For the complete documentation index, see llms.txt. Markdown versions of all pages are available by appending .md to any URL (e.g. /max/get-started.md).

Mojo function

gumbel_sampling_gpu

def gumbel_sampling_gpu[dtype: DType, out_idx_type: DType, //, TemperatureLayoutType: TensorLayout = Layout[*?, *?], SeedLayoutType: TensorLayout = Layout[*?, *?]](ctx: DeviceContext, input: TileTensor[dtype, Storage=input.Storage, address_space=input.address_space, linear_idx_type=input.linear_idx_type, element_size=input.element_size], out_idxs: TileTensor[out_idx_type, Storage=out_idxs.Storage, address_space=out_idxs.address_space, linear_idx_type=out_idxs.linear_idx_type, element_size=out_idxs.element_size], temperature: Optional[TileTensor[DType.float32, TemperatureLayoutType, ImmutAnyOrigin]] = None, seed: Optional[TileTensor[DType.uint64, SeedLayoutType, ImmutAnyOrigin]] = None)

Gumbel sampling using the Gumbel-max trick for categorical distributions.

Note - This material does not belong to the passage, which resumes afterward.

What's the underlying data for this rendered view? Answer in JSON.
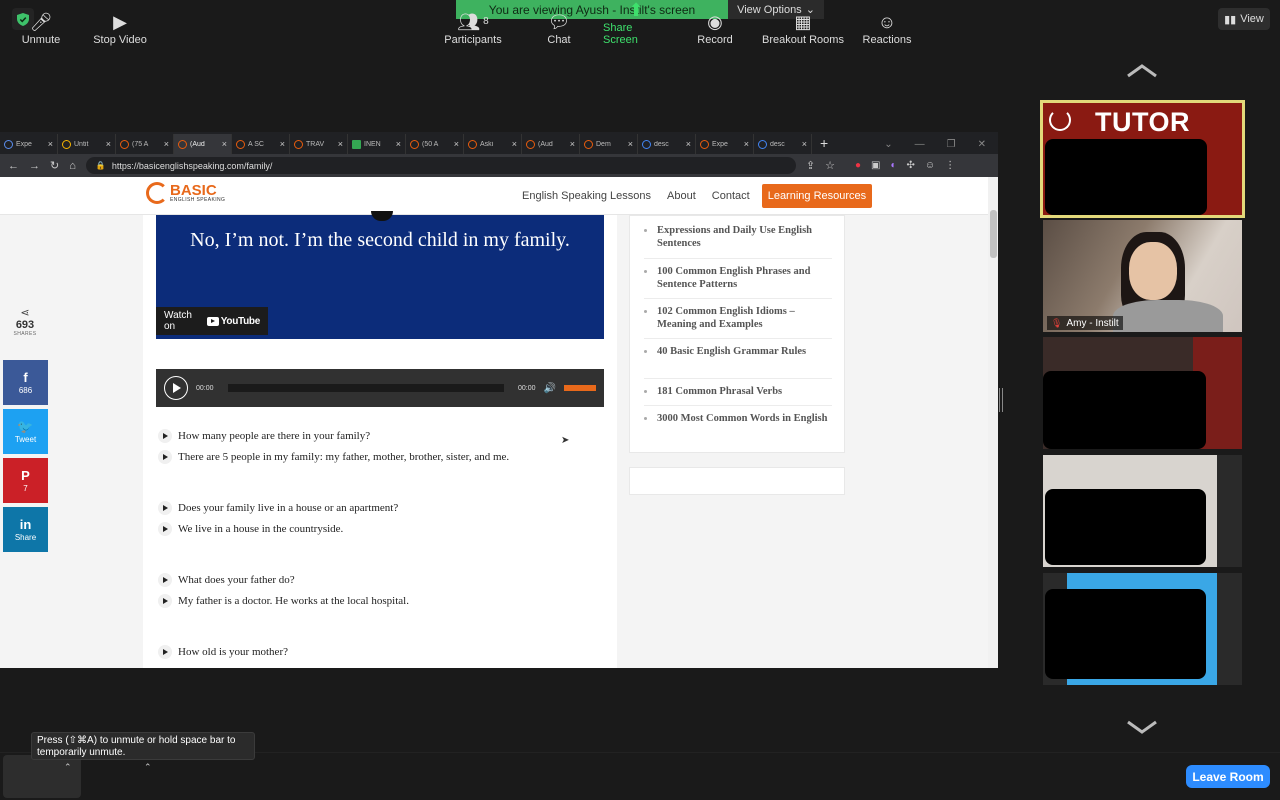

Applies Gumbel(0,1) noise to input logits, then selects the argmax. This is mathematically equivalent to sampling from softmax(logits/temperature) but avoids expensive softmax computation.

Args:

ctx (DeviceContext): Device context for GPU operations.
input (TileTensor[dtype, Storage=input.Storage, address_space=input.address_space, linear_idx_type=input.linear_idx_type, element_size=input.element_size]): Input logits tensor [batch, vocab_size].
out_idxs (TileTensor[out_idx_type, Storage=out_idxs.Storage, address_space=out_idxs.address_space, linear_idx_type=out_idxs.linear_idx_type, element_size=out_idxs.element_size]): Output tensor for sampled indices [batch, 1].
temperature (Optional[TileTensor[DType.float32, TemperatureLayoutType, ImmutAnyOrigin]]): Optional per-token temperature scaling [batch].
seed (Optional[TileTensor[DType.uint64, SeedLayoutType, ImmutAnyOrigin]]): Optional per-token random seeds [batch] for reproducibility.